La muestra final del trabajo llegará el 16 de abril al Museo de Navarra

25.03.2021 | 00:29
Itsaso Cano, durante una de las sesiones del laboratorio. Foto: cedida

La Red Transfronterizade Creación Coreográfica Atalak está desarrollando en marzo el primer laboratorio de experimentación programado para este año bajo la dirección de la artista navarra Itsaso Cano. Del 15 de marzo al 26 de marzo, un grupo de 8 bailarines/as han colaborado con la coreógrafa, que está basando su laboratorio en el groove. Su propuesta propone enfocarse en la sensación rítmica creada por el ritmo de la música en el cuerpo. ¿De dónde parte mi motivación hacia el movimiento? ¿Qué estímulos activan este movimiento? ¿El movimiento es previo al pensamiento? ¿Estos estímulos actúan en todas las personas de la misma manera? ¿Los movimientos que surgen son catalogables y los podemos reproducir, anotar y coreografiar? Tomando como punto de partida estas preguntas, Itsaso Cano junto con un grupo de bailarines/as de la Eurorregión y alumnos/as de Dantzerti han investigado y desarrollado materiales coreográficos. Para ello, han contado con la colaboración de Mikel Nieto y Guillermo Medín y con el acompañamiento de Idoia Zabaleta.
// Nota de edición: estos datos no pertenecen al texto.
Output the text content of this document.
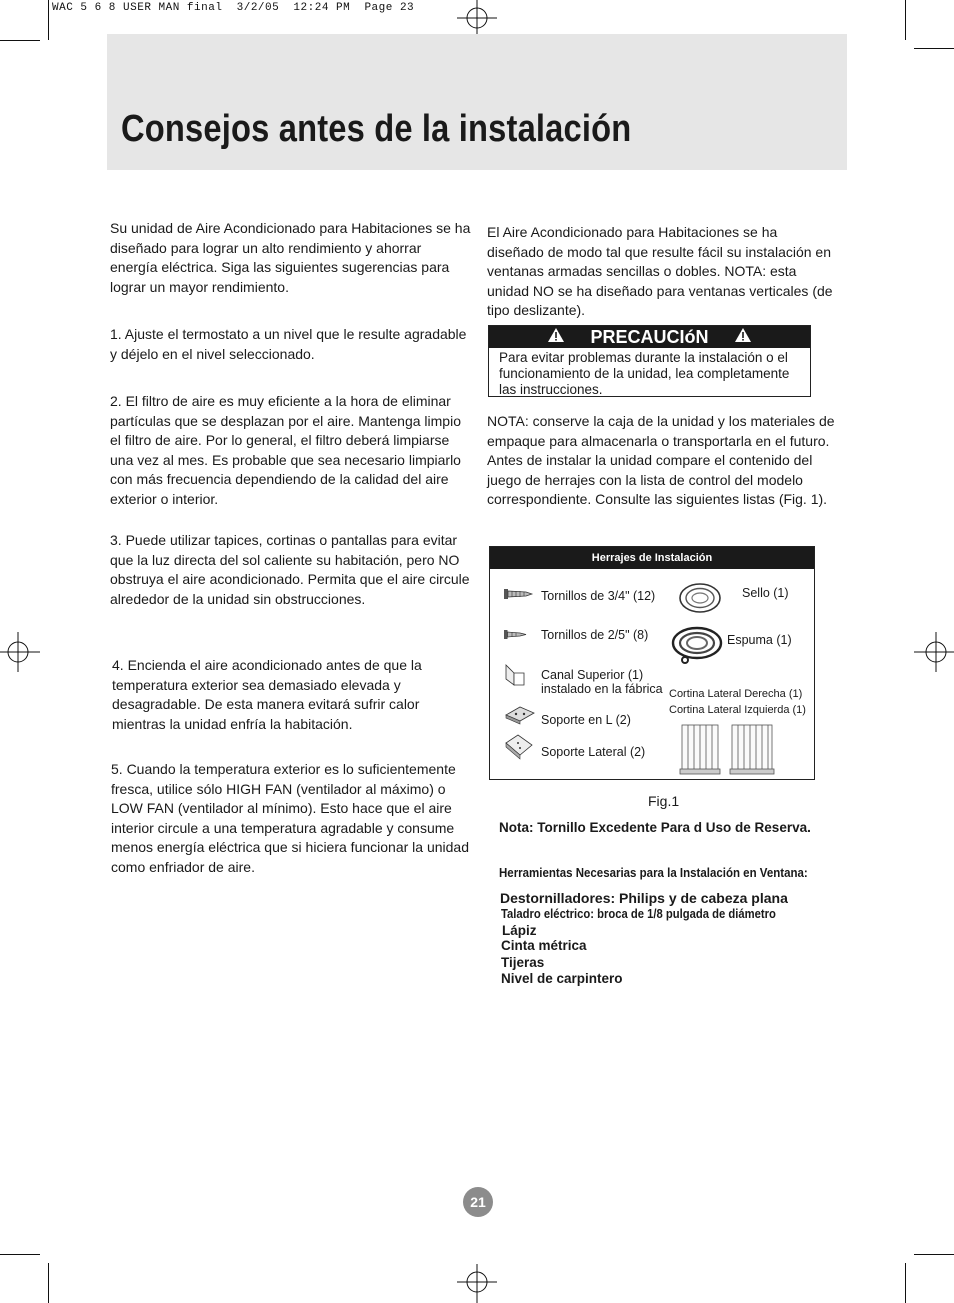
WAC 5 6 8 USER MAN final  3/2/05  12:24 PM  Page 23
Consejos antes de la instalación
Su unidad de Aire Acondicionado para Habitaciones se ha diseñado para lograr un alto rendimiento y ahorrar energía eléctrica. Siga las siguientes sugerencias para lograr un mayor rendimiento.
1. Ajuste el termostato a un nivel que le resulte agradable y déjelo en el nivel seleccionado.
2. El filtro de aire es muy eficiente a la hora de eliminar partículas que se desplazan por el aire. Mantenga limpio el filtro de aire. Por lo general, el filtro deberá limpiarse una vez al mes. Es probable que sea necesario limpiarlo con más frecuencia dependiendo de la calidad del aire exterior o interior.
3. Puede utilizar tapices, cortinas o pantallas para evitar que la luz directa del sol caliente su habitación, pero NO obstruya el aire acondicionado. Permita que el aire circule alrededor de la unidad sin obstrucciones.
4. Encienda el aire acondicionado antes de que la temperatura exterior sea demasiado elevada y desagradable. De esta manera evitará sufrir calor mientras la unidad enfría la habitación.
5. Cuando la temperatura exterior es lo suficientemente fresca, utilice sólo HIGH FAN (ventilador al máximo) o LOW FAN (ventilador al mínimo). Esto hace que el aire interior circule a una temperatura agradable y consume menos energía eléctrica que si hiciera funcionar la unidad como enfriador de aire.
El Aire Acondicionado para Habitaciones se ha diseñado de modo tal que resulte fácil su instalación en ventanas armadas sencillas o dobles. NOTA: esta unidad NO se ha diseñado para ventanas verticales (de tipo deslizante).
PRECAUCIóN
Para evitar problemas durante la instalación o el funcionamiento de la unidad, lea completamente las instrucciones.
NOTA: conserve la caja de la unidad y los materiales de empaque para almacenarla o transportarla en el futuro. Antes de instalar la unidad compare el contenido del juego de herrajes con la lista de control del modelo correspondiente. Consulte las siguientes listas (Fig. 1).
Herrajes de Instalación
Tornillos de 3/4" (12)
Tornillos de 2/5" (8)
Canal Superior (1)
instalado en la fábrica
Soporte en L (2)
Soporte Lateral (2)
Sello (1)
Espuma (1)
Cortina Lateral Derecha (1)
Cortina Lateral Izquierda (1)
Fig.1
Nota: Tornillo Excedente Para d Uso de Reserva.
Herramientas Necesarias para la Instalación en Ventana:
Destornilladores: Philips y de cabeza plana
Taladro eléctrico: broca de 1/8 pulgada de diámetro
Lápiz
Cinta métrica
Tijeras
Nivel de carpintero
21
Las muestras del trabajo realizado durante las dos semanas de creación e investigación se realizarán mañana en el Teatro Félix Petite Antzokia (Vitoria-Gasteiz); el 29 de marzo en el AuditorioNiessen (Errenteria); el 10 de abril en Tabakalera dentro del programa Kamaleoiak Gara (Donostia-San Sebastián) el 10 de abril (17.00), y el 16 de abril en el Museo de Navarra dentro del marco del festival DNA el 16 de abril (19.00 horas).

 

trayectoria Itsaso A. Cano (Pamplona, 1980) es graduada por el Conservatorio Superior de Danza María de Ávila en la especialidad de coreografía contemporánea. Su sensibilidad hacia diferentes expresiones la han llevado a formarse en técnicas como Graham en Nueva York, danza Butoh en Japón o danza místicas en Gurdjieff y giro Sufi, entre otras. Estas influencias generan un lenguaje que une distintas artes vivas, música, iluminación, audiovisual, que conviven en un marco de danza urbana contemporánea que trabaja sobre conceptos filosóficos.